Mad Catz Lynx Wireless (Xbox)

Review

posted 12/20/2002 by John Yan
other articles by John Yan
One Page Platforms: Xbox
Three AA batteries power the unit. I’m not sure how long they last as I played with the controller periodically but you can lengthen the battery life by adjusting the vibration strength. There’s a heavy, light, and off setting. The batteries sit underneath and make the middle of the controller a little more bulbous than the Control Pad Pro but it’s not something you’ll notice when using it. On the left side of the controller is an LED to let you know when the batteries are low. Curiously, the light stays off until the batteries start to wind down. I would’ve preferred the light show the battery strength rather than be lit only when the battery is low.

The expansion ports have moved to the receiver unit. In place on the pad is a plastic cover that is green and clear. The same clear plastic is also featured at the base of the analog sticks. Now you’re probably saying if the expansion ports have moved to the receiving unit, what about using the Xbox Live microphone? Well, you can get a really long extension cord for the receiver but that defeats the purpose of being wireless. If you don’t like talking on the mic or listening to the people on the other line, then this shouldn’t be an issue for you as you can have the XBL plugged in to play XBL games but not talk. For me, I’m not an XBL player so it was a non-factor but one of the big selling points of Xbox is the Xbox Live peripheral and this alone could turn people away from the controller.

Working in the 900MHz range, the controller performed great I tried the controller with Mortal Kombat: Dark Alliance, NCAA Football 2003 and Hunter: The Reckoning to test out how well it worked. In Mortal Kombat, I didn’t have any problems performing any of the combinations while completing a good portion of the Konquest mode. Additionally, using the controller in arcade mode provided a wonderful virtual lag free experience. If there were any lag, I didn’t notice and it didn’t hinder me fighting against the computer. In NCAA Football 2003, I was able to quarterback my Ohio State Buckeyes to a few victories with good running control, crisp bullet passes, and accurate lob passes. The analog buttons worked correctly giving me the ability to control my passing and perform hard or soft jukes. During a session of Hunter: The Reckoning, I was able to utilize the analog sticks to perform a walk or a run depending on how far I have the sticks pushed. The controller vibrated with the various guns I used and the motors are pretty strong giving you some good vibrations.
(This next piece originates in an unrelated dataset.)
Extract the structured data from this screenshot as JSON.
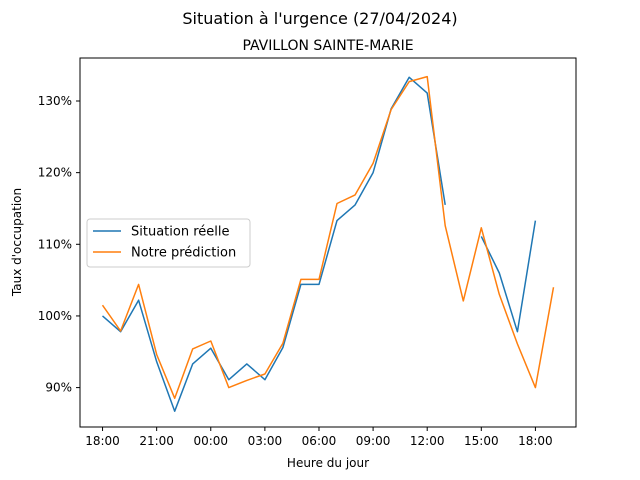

If you want to use more than one Lynx Wireless controller, all you have to do is set the channel to use on the receiver and the controller. Up to four separate controllers can be used so everyone can play with a Lynx Wireless if they want to.

The Lynx Wireless for the Xbox performs exactly as expected. You do have to sacrifice using the headset of Xbox Live to take advantage of the cordless capabilities. It’s also pretty expensive and the size, while smaller then the old Xbox controller, is still pretty big. I definitely prefer the MicroCon size but the size of the Lynx Wireless isn’t too bad. It’s one of the few cordless controllers out there for the Xbox and I think Mad Catz did a good job even with the few shortcomings. The Lynx Wireless is definitely for you if you’re not into Xbox Live and desire quality cordless controller.


B
The Lynx Wireless controller is expensive and those who use the Xbox Live will be disappointed to see that the expansion ports are on the receiver. Other than those two issues, the controller works quite well and you'll be free from cords.